Ponencia del general Ernesto Videla Cifuentes, Director de la Oficina de Mediación chilena.

Felicito la iniciativa de la Pontificia Universidad Católica y agradezco su invitación a participar en este acto conmemorativo del XXV aniversario del Tratado de Paz y Amistad entre Chile y Argentina, alcanzado gracias a la mediación de la Santa Sede. Además, por darnos la oportunidad de reiterar personalmente a Monseñor Faustino Sainz nuestra gratitud por la labor desarrollada en bien de la paz entre ambos países.

Para referirme, como se me pidió al rol fundamental que desempeñó el Cardenal Antonio Samoré en esa magna tarea, qué mejor que describirlo en algunos de los episodios más significativos del proceso.

Su nombre lo escuchamos por primera vez el 21 de diciembre de 1978. El recién elegido Papa Juan Pablo II lo designó Enviado Especial, luego que gracias a su providencial intervención ambos gobiernos aceptaran su propuesta de ayuda y así se detuviera, milagrosamente, al momento, una tragedia que parecía inevitable.

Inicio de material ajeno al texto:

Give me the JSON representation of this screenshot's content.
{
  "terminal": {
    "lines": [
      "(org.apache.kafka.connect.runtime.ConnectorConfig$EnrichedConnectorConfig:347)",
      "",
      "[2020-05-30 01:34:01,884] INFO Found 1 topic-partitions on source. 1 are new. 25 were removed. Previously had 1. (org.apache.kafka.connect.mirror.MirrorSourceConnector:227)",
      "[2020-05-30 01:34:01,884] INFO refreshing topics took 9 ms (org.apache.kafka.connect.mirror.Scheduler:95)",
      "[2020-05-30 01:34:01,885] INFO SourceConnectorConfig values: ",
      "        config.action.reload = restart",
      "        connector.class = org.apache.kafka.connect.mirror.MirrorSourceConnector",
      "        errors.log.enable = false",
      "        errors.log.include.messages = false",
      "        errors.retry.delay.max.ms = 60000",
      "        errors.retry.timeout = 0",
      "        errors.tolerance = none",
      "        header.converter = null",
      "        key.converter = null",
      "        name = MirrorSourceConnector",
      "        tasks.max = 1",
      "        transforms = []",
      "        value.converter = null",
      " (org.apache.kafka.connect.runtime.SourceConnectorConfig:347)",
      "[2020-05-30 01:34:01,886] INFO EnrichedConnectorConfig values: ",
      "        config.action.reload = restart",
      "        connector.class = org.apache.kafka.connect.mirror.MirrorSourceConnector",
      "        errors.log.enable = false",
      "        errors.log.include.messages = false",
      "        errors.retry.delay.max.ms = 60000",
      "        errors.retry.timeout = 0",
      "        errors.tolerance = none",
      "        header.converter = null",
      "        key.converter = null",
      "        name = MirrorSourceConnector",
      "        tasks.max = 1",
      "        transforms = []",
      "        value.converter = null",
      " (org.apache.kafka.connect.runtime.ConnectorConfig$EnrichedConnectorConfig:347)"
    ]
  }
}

En un acto de valentía extraordinario Su Santidad acogía nuestro ruego, el de las jerarquías de la Iglesia de ambos países y la demanda de poderes políticos mundiales, que veían fracasar sus gestiones para detener lo que parecía un enfrentamiento vecinal.

El Cardenal Antonio Samoré, aunque desconocía la profundidad de la controversia, la complejidad de los efectos que los enardecidos sentimientos nacionales provocaban en torno a ella y las especiales condiciones políticas existentes en los respectivos países, con similar valor, tampoco vaciló en asumir la delicada misión de paz encomendada por el Santo Padre. Sin detenerse a medir los sacrificios personales abandonó su tranquila labor en la Biblioteca del Vaticano y se entregó entero a la delicada tarea. Nunca imaginó ni la magnitud del desafío ni el rol que jugaría en la construcción de una de las obras más trascendentales del Pontificado de Juan Pablo II, que hasta ahora no ha sido suficientemente destacada, pero que la historia se encargará de reconocer.

Consciente de la enorme responsabilidad que recaía sobre sus hombros, junto a monseñor Faustino Sainz -a cargo de los asuntos de Europa del Este- y del padre Fiorello Cavalli -del escritorio Chile y Argentina-, emprendió su tarea el día de Navidad, viajando primero a Buenos Aires.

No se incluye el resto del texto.